Third, when a party makes an assertion in a ‘clear, intelligent, and unequivocal’ manner, it is generally considered binding against the party unless they can explain a discrepancy or demonstrate a mistake. See Bakeman v Citizens Ins Co of the Midwest, ___ Mich App___, ___; ___ NW2d ___ (2022) (Docket No. 357195); slip op at 5 (holding that the trial court could not ignore plaintiff’s self-conflicting testimony made in a single deposition). Regarding self-conflicting testimony, this Court has been reluctant to apply a ‘bright line’ favoring either testimony that favors a witness or damages a witness. See id. at 5-6. Instead, ‘a party is ordinarily entitled to the benefit of testimony in support of that party, even when there are inconsistencies or contradictory statements in the testimony of [the] plaintiff or [their] witnesses . . . .’ Id. at 6 (quotation marks and citation omitted). The rule, which Wolverine cites, regarding conflicts between depositions and affidavits, ‘was designed to prevent parties from manufacturing factual questions for the purpose of surviving summary disposition.’ Id. Here, looking at the totality of Robinson’s statements, that does not appear to be the case. In his complaint, he asserted that he had auto insurance with Wolverine on the date of the accident. Then, in his response to Wolverine’s interrogatories he said he did not have insurance with Wolverine, but he had insurance with AAA. And, in his amended answer, Robinson indicated that, after ‘further investigation,’ he did not have a no-fault policy at the time of the accident. Here, Robinson’s conflicting and contradictory answers appear to be based on inadvertence or imprecision rather than guile, gamesmanship, or an attempt to thwart a procedural rule. See id. at 6. We also note that the discrepancy does not relate to the witness’s perception or memory of facts, but rather, the existence or nonexistence of an insurance policy, something that the Wolverine could establish separate from Robinson’s testimony. While Robinson’s answers may have provided a basis for a discovery sanction, the court did not impose one. Without such a sanction or other indication of guile or gamesmanship, the trial court should have considered the amended answer when ruling on the motion for summary disposition. Had it done so, it would have found a question of fact.

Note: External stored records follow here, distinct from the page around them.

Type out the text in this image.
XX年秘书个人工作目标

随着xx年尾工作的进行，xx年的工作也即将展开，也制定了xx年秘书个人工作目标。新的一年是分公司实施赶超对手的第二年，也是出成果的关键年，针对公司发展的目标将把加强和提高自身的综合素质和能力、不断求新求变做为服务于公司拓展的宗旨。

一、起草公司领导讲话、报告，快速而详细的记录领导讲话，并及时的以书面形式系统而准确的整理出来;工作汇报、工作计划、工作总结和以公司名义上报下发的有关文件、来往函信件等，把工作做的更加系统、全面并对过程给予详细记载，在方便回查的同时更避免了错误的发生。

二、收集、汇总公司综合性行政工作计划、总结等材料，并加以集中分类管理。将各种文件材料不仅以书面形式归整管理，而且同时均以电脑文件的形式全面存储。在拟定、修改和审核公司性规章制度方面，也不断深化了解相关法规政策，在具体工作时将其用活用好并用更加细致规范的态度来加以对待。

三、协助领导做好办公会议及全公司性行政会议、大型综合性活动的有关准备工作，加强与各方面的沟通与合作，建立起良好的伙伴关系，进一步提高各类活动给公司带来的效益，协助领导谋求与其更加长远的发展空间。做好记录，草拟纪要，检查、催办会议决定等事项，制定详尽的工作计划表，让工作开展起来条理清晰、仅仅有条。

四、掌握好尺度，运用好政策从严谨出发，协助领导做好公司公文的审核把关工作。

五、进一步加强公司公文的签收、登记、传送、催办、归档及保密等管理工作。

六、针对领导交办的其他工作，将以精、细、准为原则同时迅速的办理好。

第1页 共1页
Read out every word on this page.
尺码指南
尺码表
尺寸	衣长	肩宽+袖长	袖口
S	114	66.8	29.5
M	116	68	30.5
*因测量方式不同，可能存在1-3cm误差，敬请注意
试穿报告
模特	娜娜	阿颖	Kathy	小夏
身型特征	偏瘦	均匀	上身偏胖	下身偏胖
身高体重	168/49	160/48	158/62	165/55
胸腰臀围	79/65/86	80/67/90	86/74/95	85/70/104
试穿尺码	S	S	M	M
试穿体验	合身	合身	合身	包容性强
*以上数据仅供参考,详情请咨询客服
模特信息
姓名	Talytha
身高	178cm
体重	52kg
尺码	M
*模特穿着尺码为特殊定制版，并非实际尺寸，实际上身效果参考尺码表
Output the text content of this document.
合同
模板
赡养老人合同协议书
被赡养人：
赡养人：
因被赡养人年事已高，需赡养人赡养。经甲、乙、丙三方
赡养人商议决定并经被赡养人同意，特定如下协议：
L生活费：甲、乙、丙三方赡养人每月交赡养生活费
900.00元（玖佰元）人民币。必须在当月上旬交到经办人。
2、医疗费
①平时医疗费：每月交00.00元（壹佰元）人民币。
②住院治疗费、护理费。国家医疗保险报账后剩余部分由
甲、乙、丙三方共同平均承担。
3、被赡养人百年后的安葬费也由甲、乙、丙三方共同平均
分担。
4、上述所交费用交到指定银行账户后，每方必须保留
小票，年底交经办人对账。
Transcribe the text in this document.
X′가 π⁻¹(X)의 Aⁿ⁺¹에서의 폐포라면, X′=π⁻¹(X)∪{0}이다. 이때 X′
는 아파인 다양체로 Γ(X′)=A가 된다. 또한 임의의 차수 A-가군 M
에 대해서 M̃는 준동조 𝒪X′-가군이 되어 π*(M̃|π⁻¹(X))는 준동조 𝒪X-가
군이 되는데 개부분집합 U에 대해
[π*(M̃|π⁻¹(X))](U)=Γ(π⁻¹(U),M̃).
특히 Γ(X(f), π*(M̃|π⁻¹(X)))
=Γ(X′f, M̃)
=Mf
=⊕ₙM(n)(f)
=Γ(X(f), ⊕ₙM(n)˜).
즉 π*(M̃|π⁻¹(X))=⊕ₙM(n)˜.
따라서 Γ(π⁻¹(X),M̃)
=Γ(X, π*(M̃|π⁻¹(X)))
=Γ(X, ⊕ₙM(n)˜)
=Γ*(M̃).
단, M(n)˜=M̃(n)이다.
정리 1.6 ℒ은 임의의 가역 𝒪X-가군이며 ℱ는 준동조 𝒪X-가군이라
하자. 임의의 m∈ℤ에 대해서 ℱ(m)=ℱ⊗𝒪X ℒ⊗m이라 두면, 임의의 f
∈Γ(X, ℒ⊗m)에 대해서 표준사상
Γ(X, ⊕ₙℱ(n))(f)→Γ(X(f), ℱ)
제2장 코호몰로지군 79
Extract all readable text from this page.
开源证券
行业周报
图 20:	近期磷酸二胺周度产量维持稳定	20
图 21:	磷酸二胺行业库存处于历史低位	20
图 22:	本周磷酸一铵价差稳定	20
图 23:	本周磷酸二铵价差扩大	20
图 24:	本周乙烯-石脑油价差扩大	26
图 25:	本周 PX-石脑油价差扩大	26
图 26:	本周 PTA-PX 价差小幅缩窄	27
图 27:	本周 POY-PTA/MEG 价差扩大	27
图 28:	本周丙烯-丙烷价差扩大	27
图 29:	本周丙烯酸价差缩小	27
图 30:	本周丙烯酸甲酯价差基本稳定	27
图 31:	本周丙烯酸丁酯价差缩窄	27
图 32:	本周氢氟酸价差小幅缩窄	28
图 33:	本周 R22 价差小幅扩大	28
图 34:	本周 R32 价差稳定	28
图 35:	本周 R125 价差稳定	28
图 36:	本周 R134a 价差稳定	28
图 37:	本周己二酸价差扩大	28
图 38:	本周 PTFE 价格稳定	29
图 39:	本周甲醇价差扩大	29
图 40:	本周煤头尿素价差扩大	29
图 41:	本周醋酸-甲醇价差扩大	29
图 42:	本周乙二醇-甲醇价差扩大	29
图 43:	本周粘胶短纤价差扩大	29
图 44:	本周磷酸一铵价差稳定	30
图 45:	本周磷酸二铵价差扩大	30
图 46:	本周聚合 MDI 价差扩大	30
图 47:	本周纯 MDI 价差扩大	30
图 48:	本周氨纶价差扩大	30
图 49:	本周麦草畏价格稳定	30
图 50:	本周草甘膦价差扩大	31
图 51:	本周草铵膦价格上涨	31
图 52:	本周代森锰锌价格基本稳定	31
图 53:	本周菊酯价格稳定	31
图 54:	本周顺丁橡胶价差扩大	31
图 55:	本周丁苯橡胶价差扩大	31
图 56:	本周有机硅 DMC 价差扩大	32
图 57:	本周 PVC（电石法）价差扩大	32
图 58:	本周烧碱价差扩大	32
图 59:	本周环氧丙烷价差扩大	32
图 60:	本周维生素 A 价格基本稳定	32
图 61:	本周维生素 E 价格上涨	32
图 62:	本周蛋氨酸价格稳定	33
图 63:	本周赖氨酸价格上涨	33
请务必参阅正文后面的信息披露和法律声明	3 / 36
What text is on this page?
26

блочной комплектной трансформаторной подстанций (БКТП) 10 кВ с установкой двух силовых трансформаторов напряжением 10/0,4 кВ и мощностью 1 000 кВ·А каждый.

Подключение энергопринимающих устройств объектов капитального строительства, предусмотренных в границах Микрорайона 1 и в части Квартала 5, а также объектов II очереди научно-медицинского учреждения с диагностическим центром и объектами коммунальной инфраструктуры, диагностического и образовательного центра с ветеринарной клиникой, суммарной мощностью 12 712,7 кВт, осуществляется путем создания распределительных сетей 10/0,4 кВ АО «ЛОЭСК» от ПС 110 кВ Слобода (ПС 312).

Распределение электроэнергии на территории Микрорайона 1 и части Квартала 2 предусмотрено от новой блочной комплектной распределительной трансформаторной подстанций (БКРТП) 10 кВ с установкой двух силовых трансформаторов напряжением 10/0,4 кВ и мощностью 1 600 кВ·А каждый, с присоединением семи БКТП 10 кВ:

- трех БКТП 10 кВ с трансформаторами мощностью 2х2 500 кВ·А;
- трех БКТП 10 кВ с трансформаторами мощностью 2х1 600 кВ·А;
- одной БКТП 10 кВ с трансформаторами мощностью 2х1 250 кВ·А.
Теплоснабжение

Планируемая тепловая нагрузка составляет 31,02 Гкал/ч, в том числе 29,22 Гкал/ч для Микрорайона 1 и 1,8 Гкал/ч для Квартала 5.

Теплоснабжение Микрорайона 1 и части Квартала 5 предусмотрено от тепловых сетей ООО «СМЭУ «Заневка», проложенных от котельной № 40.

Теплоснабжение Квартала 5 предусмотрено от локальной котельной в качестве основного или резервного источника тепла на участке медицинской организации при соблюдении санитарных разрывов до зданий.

Judge Swartzle dissented, believing that Robinson should not be allowed to proceed with his action given his multiple changes in position.
“Three different bites at the apple, three different statements of ‘fact’ by plaintiff. (1) In his complaint, plaintiff alleged that defendant, Wolverine Mutual Insurance Company, insured his vehicle. (2) Then, in answering defendant’s interrogatory, plaintiff asserted that AAA Insurance Company insured his vehicle. (3) Then, in responding (late) to a motion for summary disposition, plaintiff asserted that, actually, AAA did not insure his vehicle. (4) The majority is now granting plaintiff a fourth bite at this lawsuit, an opportunity that I would decline.”